Es curioso que sea la tercera vez que voy a Madrid y aún nadie me haya llevado a ver las cosas típicas como el oso y el madroño, el kilómetro cero, la Puerta de Alcalá o el Santiago Bernabeu. Pero mucho más extraño resulta que a mis 15 meses de vida haya visto ya dos IKEA diferentes.
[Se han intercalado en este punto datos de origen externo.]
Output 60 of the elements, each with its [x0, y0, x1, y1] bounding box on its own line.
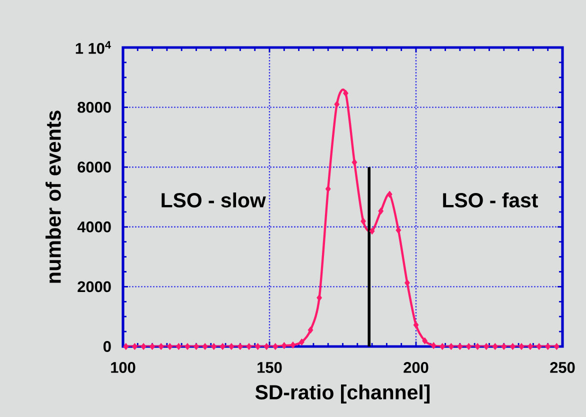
- point: [255, 342, 261, 350]
- point: [158, 342, 164, 350]
- point: [352, 158, 358, 166]
- annotation: LSO - slow: [162, 192, 266, 208]
- point: [518, 342, 524, 350]
- y-axis-title: number of events: [46, 110, 61, 283]
- point: [448, 342, 454, 350]
- point: [281, 342, 287, 350]
- point: [396, 226, 402, 234]
- point: [132, 342, 138, 350]
- point: [342, 90, 348, 97]
- point: [325, 185, 331, 192]
- point: [386, 190, 392, 198]
- point: [211, 342, 217, 350]
- point: [290, 341, 296, 349]
- point: [378, 208, 384, 215]
- point: [202, 342, 208, 350]
- point: [272, 342, 278, 350]
- point: [246, 342, 252, 350]
- point: [264, 342, 270, 350]
- point: [316, 294, 322, 302]
- point: [492, 342, 498, 350]
- point: [123, 342, 129, 350]
- point: [360, 218, 366, 225]
- y-tick-label: 6000: [78, 162, 111, 173]
- point: [430, 342, 436, 350]
- point: [334, 100, 340, 108]
- point: [308, 326, 314, 334]
- y-tick-label: 1 10$^{4}$: [76, 41, 111, 54]
- point: [554, 342, 560, 350]
- y-tick-label: 8000: [78, 102, 111, 113]
- point: [140, 342, 146, 350]
- point: [545, 342, 551, 350]
- point: [150, 342, 156, 350]
- point: [457, 342, 463, 350]
- point: [167, 342, 173, 350]
- point: [413, 321, 419, 329]
- point: [220, 342, 226, 350]
- point: [237, 342, 243, 350]
- point: [484, 342, 490, 350]
- x-tick-label: 100: [111, 362, 136, 373]
- point: [440, 342, 446, 350]
- x-tick-label: 200: [404, 362, 428, 373]
- point: [474, 342, 480, 350]
- point: [501, 342, 507, 350]
- point: [422, 337, 428, 344]
- point: [510, 342, 516, 350]
- x-tick-label: 150: [258, 362, 282, 373]
- annotation: LSO - fast: [443, 192, 538, 208]
- point: [228, 342, 234, 350]
- point: [184, 342, 190, 350]
- point: [176, 342, 182, 350]
- point: [404, 279, 410, 286]
- y-tick-label: 4000: [77, 221, 111, 232]
- x-tick-label: 250: [550, 362, 575, 373]
- y-tick-label: 0: [104, 341, 111, 352]
- point: [369, 228, 375, 235]
- x-axis-title: SD-ratio [channel]: [255, 384, 430, 404]
- point: [536, 342, 542, 350]
- y-tick-label: 2000: [78, 281, 111, 292]
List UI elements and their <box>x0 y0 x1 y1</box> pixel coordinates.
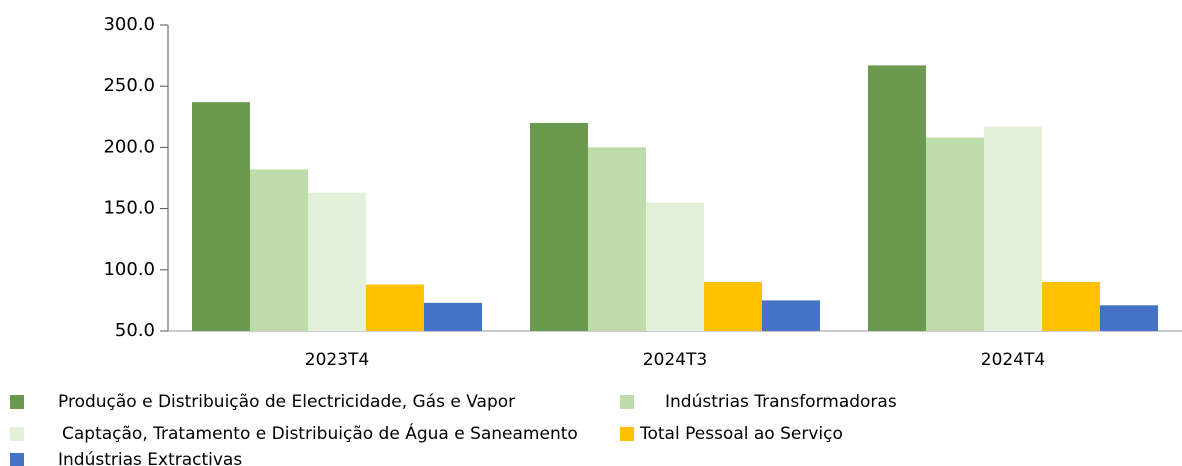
legend-swatch <box>620 395 634 409</box>
legend-swatch <box>620 427 634 441</box>
y-tick-label: 100.0 <box>103 259 155 280</box>
legend-label: Indústrias Extractivas <box>58 450 242 466</box>
legend-label: Indústrias Transformadoras <box>665 392 897 412</box>
bar <box>1100 305 1158 331</box>
bar <box>424 302 482 331</box>
bar <box>250 169 308 331</box>
bar <box>192 102 250 331</box>
legend-label: Produção e Distribuição de Electricidade… <box>58 392 515 412</box>
y-tick-label: 200.0 <box>103 136 155 157</box>
bar <box>366 284 424 331</box>
bar <box>926 137 984 331</box>
x-tick-label: 2023T4 <box>305 350 369 370</box>
x-tick-label: 2024T4 <box>981 350 1045 370</box>
legend-label: Captação, Tratamento e Distribuição de Á… <box>62 422 578 444</box>
bar <box>530 122 588 331</box>
bar <box>868 65 926 331</box>
legend-label: Total Pessoal ao Serviço <box>639 424 843 444</box>
legend-swatch <box>10 453 24 466</box>
bar <box>588 147 646 331</box>
bar <box>308 192 366 331</box>
y-tick-label: 50.0 <box>115 320 155 341</box>
x-tick-label: 2024T3 <box>643 350 707 370</box>
y-tick-label: 250.0 <box>103 75 155 96</box>
y-tick-label: 150.0 <box>103 198 155 219</box>
y-tick-label: 300.0 <box>103 14 155 35</box>
legend-swatch <box>10 427 24 441</box>
bar <box>1042 282 1100 331</box>
legend-swatch <box>10 395 24 409</box>
bar <box>984 126 1042 331</box>
bar <box>762 300 820 331</box>
bar <box>704 282 762 331</box>
bar <box>646 202 704 331</box>
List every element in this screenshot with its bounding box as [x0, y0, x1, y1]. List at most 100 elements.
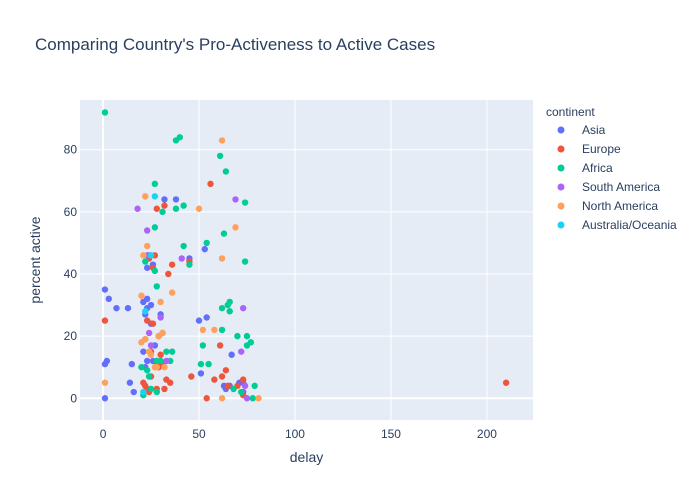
- y-axis-ticks: 0 20 40 60 80: [64, 143, 78, 406]
- data-point: [176, 134, 184, 141]
- data-point: [142, 308, 149, 315]
- data-point: [224, 382, 232, 390]
- data-point: [143, 317, 151, 324]
- legend-marker: [557, 221, 565, 229]
- legend-marker: [557, 164, 565, 172]
- data-point: [143, 367, 151, 374]
- data-point: [218, 373, 226, 380]
- legend-marker: [557, 183, 565, 191]
- data-point: [142, 193, 149, 200]
- legend-marker: [557, 145, 565, 153]
- x-tick-label: 100: [285, 427, 305, 441]
- data-point: [234, 332, 241, 340]
- data-point: [143, 264, 151, 271]
- legend-label: Australia/Oceania: [582, 218, 677, 232]
- data-point: [255, 395, 262, 402]
- data-point: [218, 326, 226, 334]
- data-point: [239, 304, 247, 312]
- x-tick-label: 150: [381, 427, 401, 441]
- data-point: [101, 286, 109, 293]
- data-point: [138, 363, 145, 371]
- y-axis-title: percent active: [27, 216, 43, 303]
- series-australia-oceania: [140, 193, 159, 396]
- data-point: [238, 348, 245, 355]
- data-point: [199, 326, 207, 334]
- data-point: [502, 379, 510, 386]
- data-point: [143, 295, 151, 303]
- data-point: [153, 363, 160, 371]
- data-point: [238, 388, 245, 396]
- data-point: [241, 258, 249, 265]
- data-point: [159, 329, 166, 337]
- data-point: [157, 314, 164, 321]
- data-point: [172, 196, 180, 203]
- y-tick-label: 80: [64, 143, 78, 157]
- data-point: [143, 242, 151, 250]
- data-point: [199, 342, 207, 349]
- data-point: [232, 196, 239, 203]
- data-point: [222, 168, 230, 175]
- data-point: [157, 351, 164, 358]
- data-point: [130, 388, 137, 396]
- data-point: [195, 205, 203, 212]
- data-point: [124, 304, 132, 312]
- data-point: [218, 395, 226, 402]
- data-point: [147, 385, 155, 393]
- data-point: [161, 385, 168, 393]
- data-point: [197, 370, 205, 377]
- data-point: [201, 245, 208, 253]
- legend-label: Africa: [582, 161, 613, 175]
- data-point: [145, 373, 153, 380]
- data-point: [172, 205, 180, 212]
- data-point: [147, 351, 155, 358]
- data-point: [151, 224, 159, 231]
- data-point: [103, 357, 111, 365]
- data-point: [249, 395, 256, 402]
- data-point: [151, 267, 159, 275]
- data-point: [142, 258, 149, 265]
- data-point: [143, 227, 151, 234]
- data-point: [239, 376, 247, 383]
- data-point: [140, 348, 147, 355]
- data-point: [222, 367, 230, 374]
- data-point: [195, 317, 203, 324]
- data-point: [197, 360, 205, 368]
- data-point: [205, 360, 212, 368]
- data-point: [147, 342, 155, 349]
- data-point: [140, 252, 147, 259]
- legend-marker: [557, 126, 565, 134]
- data-point: [165, 270, 172, 278]
- data-point: [143, 357, 151, 365]
- legend-label: North America: [582, 199, 658, 213]
- data-point: [243, 332, 251, 340]
- data-point: [142, 336, 149, 343]
- y-tick-label: 60: [64, 205, 78, 219]
- data-point: [178, 255, 185, 262]
- data-point: [180, 242, 187, 250]
- data-point: [243, 395, 251, 402]
- data-point: [188, 373, 195, 380]
- data-point: [153, 205, 160, 212]
- data-point: [180, 202, 187, 209]
- data-point: [138, 292, 145, 299]
- chart-title: Comparing Country's Pro-Activeness to Ac…: [35, 35, 435, 54]
- data-point: [153, 283, 160, 290]
- data-point: [161, 363, 168, 371]
- legend: continent Asia Europe Africa South America N…: [546, 105, 677, 232]
- y-tick-label: 40: [64, 267, 78, 281]
- data-point: [101, 109, 109, 116]
- data-point: [151, 180, 159, 188]
- legend-marker: [557, 202, 565, 210]
- data-point: [216, 152, 224, 160]
- data-point: [218, 304, 226, 312]
- data-point: [211, 376, 218, 383]
- data-point: [247, 339, 255, 346]
- data-point: [140, 388, 147, 396]
- data-point: [147, 252, 155, 259]
- series-africa: [101, 109, 258, 402]
- data-point: [157, 298, 164, 306]
- data-point: [105, 295, 112, 303]
- x-axis-title: delay: [290, 449, 323, 465]
- data-point: [218, 255, 226, 262]
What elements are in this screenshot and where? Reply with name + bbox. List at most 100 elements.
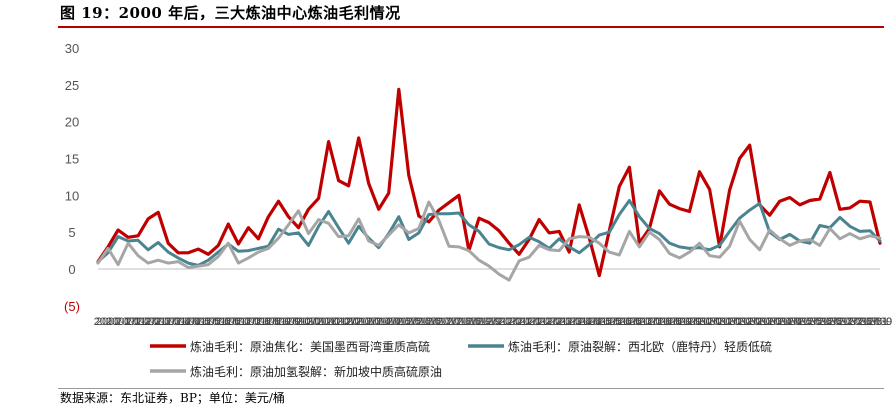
x-tick-label: 2006-07 (216, 316, 256, 328)
x-tick-label: 2013-01 (346, 316, 386, 328)
y-axis: 30 25 20 15 10 5 0 (5) (64, 41, 80, 314)
x-tick-label: 2017-01 (427, 316, 467, 328)
x-tick-label: 2039-01 (868, 316, 892, 328)
x-tick-label: 2000 (94, 316, 118, 328)
x-tick-label: 2004-01 (166, 316, 206, 328)
x-tick-label: 2003-01 (146, 316, 186, 328)
x-tick-label: 2016-07 (417, 316, 457, 328)
legend: 炼油毛利：原油焦化：美国墨西哥湾重质高硫 炼油毛利：原油裂解：西北欧（鹿特丹）轻质… (150, 339, 772, 379)
x-tick-label: 2000-07 (96, 316, 136, 328)
legend-label: 炼油毛利：原油加氢裂解：新加坡中质高硫原油 (190, 364, 442, 379)
y-tick-label: (5) (64, 299, 80, 314)
legend-label: 炼油毛利：原油裂解：西北欧（鹿特丹）轻质低硫 (508, 339, 772, 354)
x-tick-label: 2017-07 (437, 316, 477, 328)
source-rule (58, 388, 884, 389)
x-tick-label: 2030-01 (687, 316, 727, 328)
x-tick-label: 2025-01 (587, 316, 627, 328)
x-tick-label: 2012-07 (336, 316, 376, 328)
x-tick-label: 2003-07 (156, 316, 196, 328)
x-tick-label: 2033-01 (748, 316, 788, 328)
x-tick-label: 2001-07 (116, 316, 156, 328)
x-tick-label: 2009-07 (276, 316, 316, 328)
y-tick-label: 20 (65, 115, 79, 130)
chart-title: 图 19：2000 年后，三大炼油中心炼油毛利情况 (60, 4, 401, 22)
y-tick-label: 0 (68, 262, 75, 277)
x-tick-label: 2029-07 (677, 316, 717, 328)
y-tick-label: 25 (65, 78, 79, 93)
x-tick-label: 2024-07 (577, 316, 617, 328)
x-tick-label: 2008-01 (246, 316, 286, 328)
x-tick-label: 2002-07 (136, 316, 176, 328)
x-tick-label: 2020-01 (487, 316, 527, 328)
x-tick-label: 2009-01 (266, 316, 306, 328)
x-tick-label: 2001-01 (106, 316, 146, 328)
x-tick-label: 2033-07 (758, 316, 798, 328)
series-line-1 (96, 87, 882, 278)
x-tick-label: 2034-01 (768, 316, 808, 328)
x-tick-label: 2035-07 (798, 316, 838, 328)
x-tick-label: 2020-07 (497, 316, 537, 328)
x-tick-label: 2030-07 (697, 316, 737, 328)
x-tick-label: 2014-01 (367, 316, 407, 328)
x-tick-label: 2024-01 (567, 316, 607, 328)
x-tick-label: 2029-01 (667, 316, 707, 328)
x-tick-label: 2019-07 (477, 316, 517, 328)
x-tick-label: 2036-01 (808, 316, 848, 328)
x-tick-label: 2025-07 (597, 316, 637, 328)
x-tick-label: 2028-07 (657, 316, 697, 328)
x-tick-label: 2032-07 (737, 316, 777, 328)
x-tick-label: 2005-07 (196, 316, 236, 328)
legend-label: 炼油毛利：原油焦化：美国墨西哥湾重质高硫 (190, 339, 430, 354)
x-tick-label: 2002-01 (126, 316, 166, 328)
x-tick-label: 2032-01 (727, 316, 767, 328)
x-tick-label: 2034-07 (778, 316, 818, 328)
y-tick-label: 15 (65, 152, 79, 167)
series-line-2 (96, 199, 882, 267)
x-tick-label: 2037-01 (828, 316, 868, 328)
x-tick-label: 2023-01 (547, 316, 587, 328)
x-tick-label: 2005-01 (186, 316, 226, 328)
x-tick-label: 2022-01 (527, 316, 567, 328)
series-lines (96, 87, 882, 282)
x-tick-label: 2011-07 (317, 316, 357, 328)
x-tick-label: 2021-07 (517, 316, 557, 328)
x-tick-label: 2021-01 (507, 316, 547, 328)
x-tick-label: 2015-01 (387, 316, 427, 328)
series-line-3 (96, 200, 882, 282)
x-tick-label: 2012-01 (326, 316, 366, 328)
x-tick-label: 2031-01 (707, 316, 747, 328)
x-tick-label: 2037-07 (838, 316, 878, 328)
x-tick-label: 2036-07 (818, 316, 858, 328)
x-tick-label: 2006-01 (206, 316, 246, 328)
x-tick-label: 2035-01 (788, 316, 828, 328)
x-tick-label: 2013-07 (357, 316, 397, 328)
x-tick-label: 2028-01 (647, 316, 687, 328)
y-tick-label: 30 (65, 41, 79, 56)
x-tick-label: 2008-07 (256, 316, 296, 328)
x-tick-label: 2027-01 (627, 316, 667, 328)
x-tick-label: 2018-07 (457, 316, 497, 328)
title-rule (58, 26, 884, 28)
x-axis: 20002000-072001-012001-072002-012002-072… (94, 316, 892, 328)
x-tick-label: 2010-07 (296, 316, 336, 328)
x-tick-label: 2022-07 (537, 316, 577, 328)
x-tick-label: 2038-01 (848, 316, 888, 328)
y-tick-label: 10 (65, 188, 79, 203)
x-tick-label: 2027-07 (637, 316, 677, 328)
x-tick-label: 2019-01 (467, 316, 507, 328)
line-chart: 30 25 20 15 10 5 0 (5) 20002000-072001-012001-0… (64, 41, 892, 379)
x-tick-label: 2011-01 (307, 316, 347, 328)
x-tick-label: 2010-01 (286, 316, 326, 328)
x-tick-label: 2023-07 (557, 316, 597, 328)
x-tick-label: 2004-07 (176, 316, 216, 328)
y-tick-label: 5 (68, 225, 75, 240)
x-tick-label: 2007-01 (226, 316, 266, 328)
x-tick-label: 2026-07 (617, 316, 657, 328)
x-tick-label: 2014-07 (377, 316, 417, 328)
source-note: 数据来源：东北证券，BP；单位：美元/桶 (60, 391, 285, 405)
x-tick-label: 2007-07 (236, 316, 276, 328)
x-tick-label: 2018-01 (447, 316, 487, 328)
x-tick-label: 2026-01 (607, 316, 647, 328)
x-tick-label: 2016-01 (407, 316, 447, 328)
x-tick-label: 2015-07 (397, 316, 437, 328)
A este paso le voy a quitar a mamá su record Guiness de “a ver quién es el que visita más tiendas suecas de muebles con nombres impronunciables junto a un marido resignado”. Ella (y él por extensión) ya lleva cinco diferentes: Alcorcón, Sevilla, Murcia, Málaga y ahora la nueva, Madrid Este. Lo suyo comienza a ser patológico creo yo. Esta vez la excusa era comprar unos muebles para mi futura habitación. Quizás debiera dejar a papá escribir algún día en este mi blog las aventuras de mamá en IKEA o de cómo es posible estar una hora de reloj en la misma esquina decidiendo qué mueble llevarse. Afortunadamente, yo tenía cosas mejores que hacer en ese rato como echarme mi primera siesta oficial en mi nueva sillita. Esta:
De las cuatro horas restantes que permanecimos en el interior de la tienda de las letras amarillas mejor no hablo. Aunque bueno, la verdad es que tampoco estuvo tan mal, hasta un perrito caliente me comí y todo, más contento que me puse… Aunque donde me lo pasé bien de verdad fue en una tienda de juguetes que fuimos y en un centro comercial con un montón de columpios y cacharros:
Quién diría viendo estas fotos que apenas unos días atras estaba poseído por el lado oscuro, eh? Una muestra más:
Feliz, esa es la palabra que mejor define mi estado de ánimo desde el pasado jueves. A ver, tengo mis momentos, como todo el mundo, pero en general podemos decir que este ha sido el fin de semana de la sonrisa… y de la risa!!!